A lot of tragic, historic and cool stuff happened the year I was born.
Robert F Kennedy and Martin Luther King Jr were assassinated. Nasa launched Apollo 8, the first human space flight to leave Earth's orbit. The movies Planet of the Apes and Barbarella came out. Simon & Garfunkel were hypnotising beatniks with The Sounds of Silence, and Frank Zappa guest starred on an episode of The Monkeys.
I didn't realise any of this at the time, of course. I was too busy mastering the concept of shapes and hardening that soft spot on the top of my skull.
Fortunately, society was kind enough to tape most of it for me, but then it scattered it all over the place and tracking it down is something that only a driven narcissist would do - I'm more of the layabout variety.
The folks behind the website www.yttm.tv feel my pain and, in response, created Video Time Machine (Dh3.70, iPhone, iPad), a smartphone app that allows you to dial up the past in all its black and white or washed-out colour glory.

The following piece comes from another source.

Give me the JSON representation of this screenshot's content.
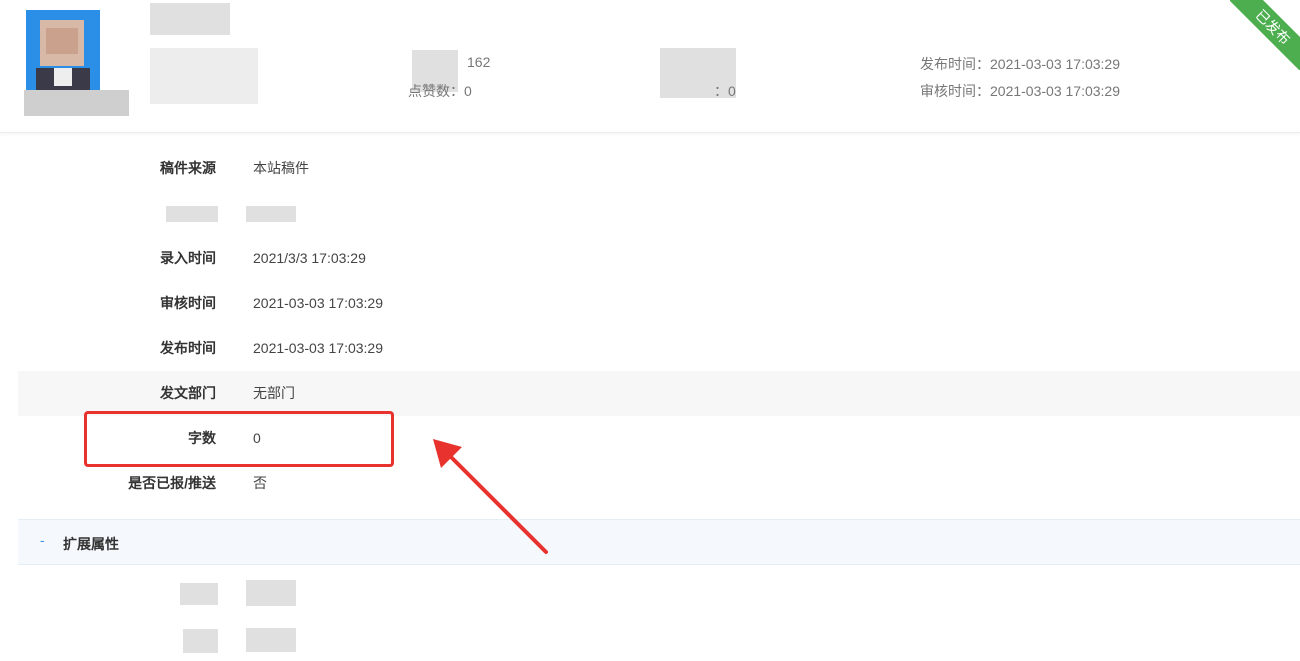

The app has compiled more than 10,000 "hand-picked" media files that stretch all the way back to the first audio recording in 1860, a woman's haunting rendition of the song Au Clair de la Lune, created using a sheet of paper and black smoke from an oil lamp 15 years before Thomas Edison invented the phonograph.

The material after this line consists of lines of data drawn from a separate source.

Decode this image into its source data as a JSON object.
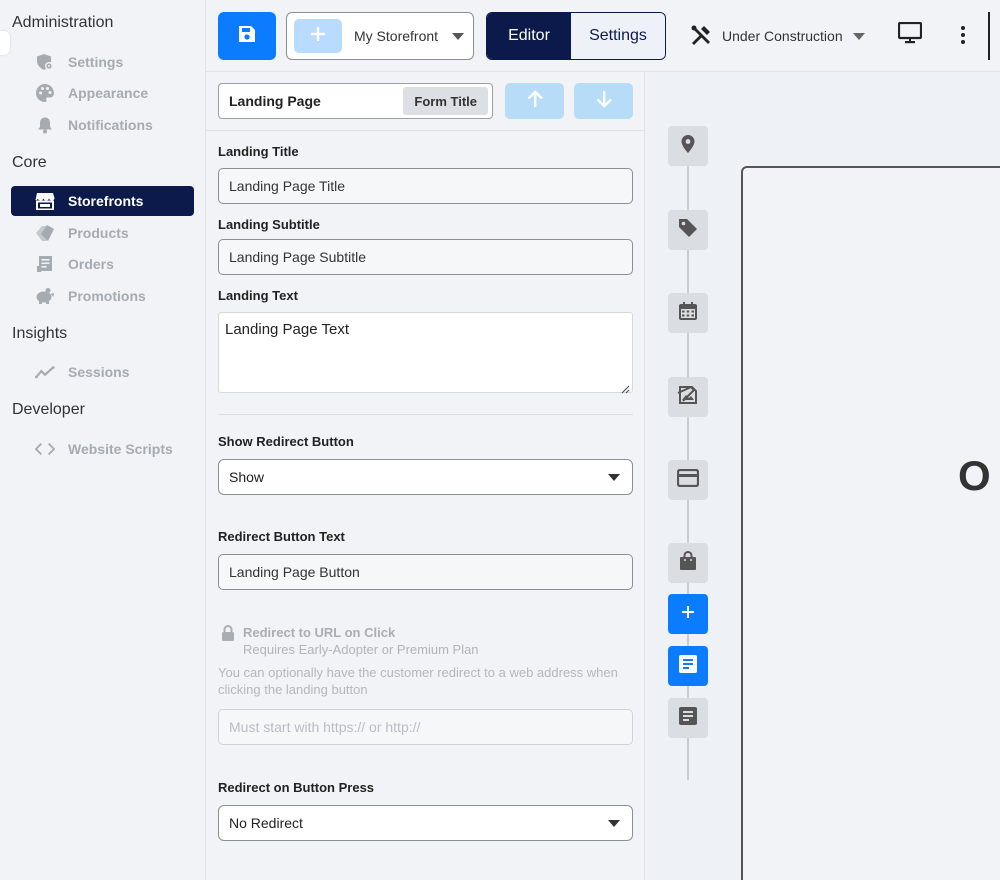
{
  "sidebar": {
    "sections": [
      {
        "title": "Administration",
        "items": [
          {
            "label": "Settings",
            "icon": "shield-gear-icon"
          },
          {
            "label": "Appearance",
            "icon": "palette-icon"
          },
          {
            "label": "Notifications",
            "icon": "bell-icon"
          }
        ]
      },
      {
        "title": "Core",
        "items": [
          {
            "label": "Storefronts",
            "icon": "store-icon",
            "active": true
          },
          {
            "label": "Products",
            "icon": "tags-icon"
          },
          {
            "label": "Orders",
            "icon": "receipt-icon"
          },
          {
            "label": "Promotions",
            "icon": "piggy-bank-icon"
          }
        ]
      },
      {
        "title": "Insights",
        "items": [
          {
            "label": "Sessions",
            "icon": "chart-line-icon"
          }
        ]
      },
      {
        "title": "Developer",
        "items": [
          {
            "label": "Website Scripts",
            "icon": "code-icon"
          }
        ]
      }
    ]
  },
  "toolbar": {
    "storefront_name": "My Storefront",
    "tabs": [
      {
        "label": "Editor",
        "active": true
      },
      {
        "label": "Settings",
        "active": false
      }
    ],
    "status": "Under Construction"
  },
  "form": {
    "section_value": "Landing Page",
    "section_label": "Form Title",
    "landing_title_label": "Landing Title",
    "landing_title_value": "Landing Page Title",
    "landing_subtitle_label": "Landing Subtitle",
    "landing_subtitle_value": "Landing Page Subtitle",
    "landing_text_label": "Landing Text",
    "landing_text_value": "Landing Page Text",
    "show_redirect_label": "Show Redirect Button",
    "show_redirect_value": "Show",
    "redirect_text_label": "Redirect Button Text",
    "redirect_text_value": "Landing Page Button",
    "redirect_url_title": "Redirect to URL on Click",
    "redirect_url_requirement": "Requires Early-Adopter or Premium Plan",
    "redirect_url_help": "You can optionally have the customer redirect to a web address when clicking the landing button",
    "redirect_url_placeholder": "Must start with https:// or http://",
    "redirect_press_label": "Redirect on Button Press",
    "redirect_press_value": "No Redirect"
  },
  "preview": {
    "canvas_text": "O",
    "timeline_icons": [
      "map-pin-icon",
      "tag-icon",
      "calendar-icon",
      "image-edit-icon",
      "credit-card-icon",
      "shopping-bag-icon",
      "plus-icon",
      "document-icon",
      "document-icon"
    ]
  },
  "colors": {
    "primary": "#0b7bff",
    "navy": "#0b1a4a",
    "light_blue": "#b6dcf7",
    "background": "#f1f3f6"
  }
}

Why I find the theme song to the 1960s kids' TV show The Banana Splits more stirring is a sad commentary on my state of mind.

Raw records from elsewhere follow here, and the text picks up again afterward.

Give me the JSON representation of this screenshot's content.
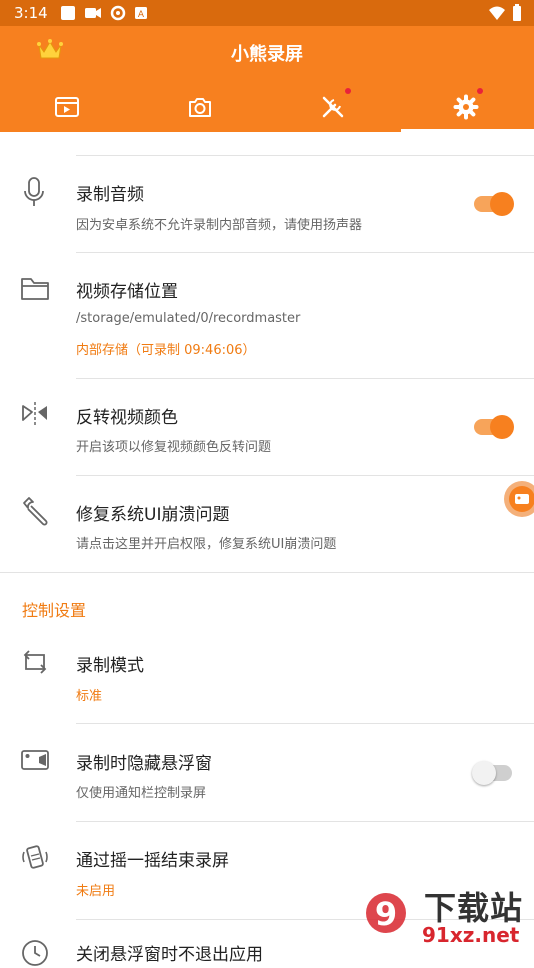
{
  "status_bar": {
    "time": "3:14"
  },
  "app": {
    "title": "小熊录屏"
  },
  "tabs": [
    {
      "icon": "video-list-icon",
      "has_dot": false
    },
    {
      "icon": "camera-icon",
      "has_dot": false
    },
    {
      "icon": "tools-icon",
      "has_dot": true
    },
    {
      "icon": "gear-icon",
      "has_dot": true,
      "selected": true
    }
  ],
  "settings": [
    {
      "icon": "microphone-icon",
      "title": "录制音频",
      "subtitle": "因为安卓系统不允许录制内部音频，请使用扬声器",
      "toggle": true
    },
    {
      "icon": "folder-icon",
      "title": "视频存储位置",
      "subtitle": "/storage/emulated/0/recordmaster",
      "extra": "内部存储（可录制 09:46:06）"
    },
    {
      "icon": "flip-icon",
      "title": "反转视频颜色",
      "subtitle": "开启该项以修复视频颜色反转问题",
      "toggle": true
    },
    {
      "icon": "wrench-icon",
      "title": "修复系统UI崩溃问题",
      "subtitle": "请点击这里并开启权限，修复系统UI崩溃问题"
    }
  ],
  "control_section": {
    "header": "控制设置",
    "items": [
      {
        "icon": "repeat-icon",
        "title": "录制模式",
        "subtitle": "标准"
      },
      {
        "icon": "floating-window-icon",
        "title": "录制时隐藏悬浮窗",
        "subtitle": "仅使用通知栏控制录屏",
        "toggle": false
      },
      {
        "icon": "shake-icon",
        "title": "通过摇一摇结束录屏",
        "subtitle": "未启用"
      },
      {
        "icon": "clock-icon",
        "title": "关闭悬浮窗时不退出应用"
      }
    ]
  },
  "watermark": {
    "brand": "下载站",
    "domain": "91xz.net",
    "logo_text": "9"
  },
  "colors": {
    "accent": "#f7801f",
    "status_bar": "#d96a0d",
    "notification_dot": "#e8223a"
  }
}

Simple in concept and design, Video Time Machine displays a video screen in landscape mode on the left, and two Rolodex-style menus on the right that let you calibrate the year and media type you want to explore (movies, news, sports, etc).
It chooses a video to stream based on those specs, and two green-arrow buttons then allow you to browse within that year and category.
The interface also has a blue "dice" button that will randomly pick a year and category if you're in a miscellaneous mood.
If you find something that stops you in your tracks as you surf through the past (and you will), you can then comment on it and post your discovery on Twitter and Facebook. This will allow your friends to share in your nostalgic revelations, not to mention deduce exactly how old you really are - so choose wisely.
Video Time Machine entertains and educates, and does all the Memory Lane footwork for ageing egoists everywhere.
It should at least keep me occupied until my Banana Splits DVD arrives from Amazon.com.